Un grand nombre de jeunes s’en sont éloignés et on remarquera la proportion de plus en plus grande de personnes relativement âgées dans les manifestations.

Le monde du travail notamment, les travailleurs,  ont regardé la situation avec prudence, et certains mots d’ordre avec méfiance. Les appels à la grève générale ont tous échoué, même dans le secteur de l’éducation où ils ont traditionnellement un écho. C’est un signe qui ne trompe pas. Les travailleurs, la classe ouvrière, ont toujours hiérarchisé les priorités, pendant la lutte anticoloniale comme aujourd’hui, donnant la priorité à la question nationale, et dans cette période de crise à la sauvegarde  de l’État national et de la paix civile.

Tout cela est bien la preuve que rien ne remplace  le suffrage universel, le vote, l’urne, pour connaître l’état de la société et de l’opinion, ses différentes tendances.

Il faut voir que chez nous la tradition des grandes manifestations populaires est nouvelle. Une manifestation peut donner l’impression de rassembler une multitude, le peuple tout entier. Une autre peut venir donnant la même impression. Les vieux pays démocratiques y sont accoutumés. Notre société est devenue complexe. Nous sommes plus de 40 millions aujourd’hui. 

Alors, plutôt que de rester dans le déni, ne serait-il pas mieux d’essayer de comprendre la signification sociale, culturelle, politique  de l’élection du candidat Abdelmadjid Tebboune. Pourquoi lui et pas les 4 autres ? Pourquoi dès le premier tour ? Pourquoi ceux qui l’ont élu l’ont-ils  préféré ? En passant son temps à dire non à tout, on risque de passer à côté de tout.

Faisons un peu de sociologie électorale, et que le fassent au moins ceux des universitaires qui s’intéressent au Hirak et dont la sociologie ou les sciences politiques sont censées être la spécialité. Ne considérons pas la  démocratie uniquement sous son angle politique mais comme un moyen aussi de connaitre la société et les tendances de l’opinion publique de façon objective.

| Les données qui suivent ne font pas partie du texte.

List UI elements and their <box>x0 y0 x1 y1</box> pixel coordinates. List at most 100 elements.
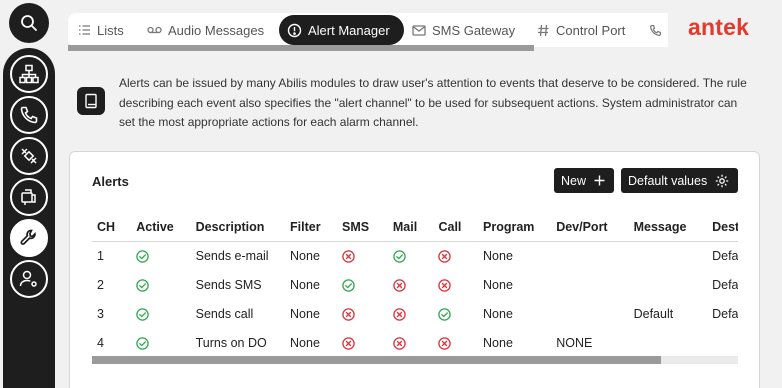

De toute façon, Abdelmadjid Tebboune est désormais élu  président de la République algérienne. Bien élu, mal élu, mais élu. Ceci est bien plus légitime que toute désignation arbitraire d’une instance exécutive de transition démocratique, et de  personnalités supposées représentatives de la nation et du peuple, comme le voulaient ceux qui s’opposaient à la tenue de ces élections.

Abdelmadjid Tebboune sera peut- être un bon président,  il sera peut-être un mauvais président. Il faudra peut-être le soutenir, il faudra peut-être s’opposer à lui, mais le pas qui vient d’être fait est probablement un progrès essentiel aussi bien pour aujourd’hui que pour l’avenir. Il a permis pour aujourd’hui de commencer à sortir de la crise politique actuelle en lui donnant une issue constitutionnelle, et il établit du même coup, pour demain, cela comme règle: celle de résoudre en tout moment et en tout lieu , dans notre pays,  les conflits politiques sur la base de la légalité constitutionnelle. C’est la condition à l’unité nationale et à la paix civile. La présidence de la République n’est pas un homme, elle est avant tout une institution. Nous sommes fatigués des hommes providentiels. On sait les dégâts historiques  qu’ont fait,  un peu partout,  les « hommes providentiels ». Il ne s’agit pas d’avoir un président qui nous règle nos problèmes, mais d’avoir un cadre démocratique, pour régler les problèmes, des institutions où les luttes politiques peuvent  se développer de manière civilisée autour de la solution des problèmes du pays.